In the bright lights of L.A., USC men’s basketball has largely lived in the shadows. The 2021 USC team which reached the Elite Eight had Evan Mobley, a special talent, but even then, the Trojans didn’t win the Pac-12 title, they didn’t win the Pac-12 Tournament, and they didn’t get a top-three seed at the NCAA Tournament.

USC might not be an obscure program in Los Angeles — if you think about obscurity, that word best applies, as an example, to Oregon State in Corvallis, or Washington State in Pullman — but even though the Trojans are visible in L.A., they have never been splashy or sexy. They have never really carried much sizzle or electricity.

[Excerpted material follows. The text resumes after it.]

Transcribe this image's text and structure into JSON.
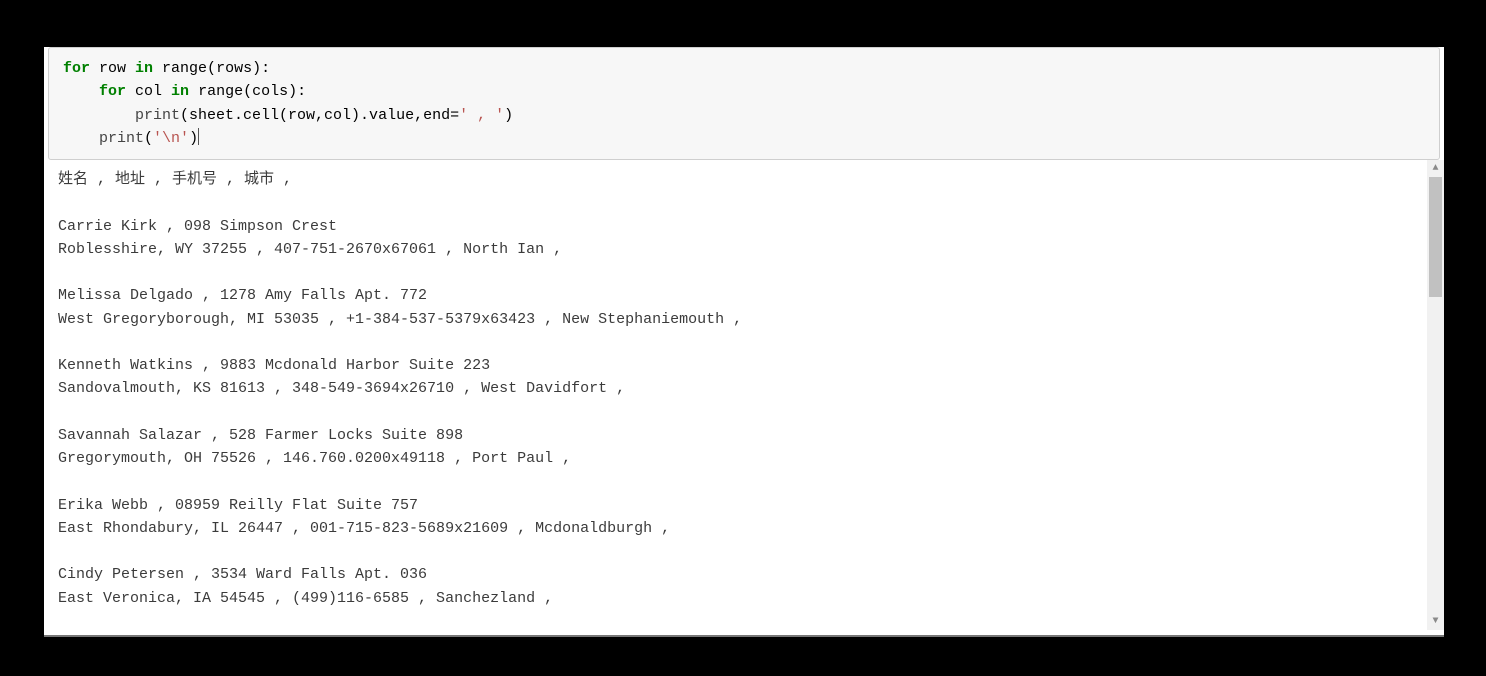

Until now. Bronny James gives USC some glitz and glamor. The Trojans have never lived in this kind of reality. Bronny’s arrival to Heritage Hall makes USC basketball cool and attractive in a way it has never previously been. The Galen Center is going to be stuffed next season. This past season, the big game against Arizona on March 2 could not draw a capacity crowd.

Those days are over, at least for the coming season. Everyone in L.A. will want a USC basketball ticket. Bronny and his new head coach, Andy Enfield, being shown at the Laker game is symbolic of USC’s transition from page five, bottom-right corner, to page one above the fold. USC has gone from “one of many sporting interests in Los Angeles” to “the place everyone wants to be next winter.”

Even if the substantive value of this little note is small, the symbolic power of this visual image is considerable. It is often the case — especially in an image-conscious city such as Los Angeles — that symbolism can change minds in ways that raw substance fails to do.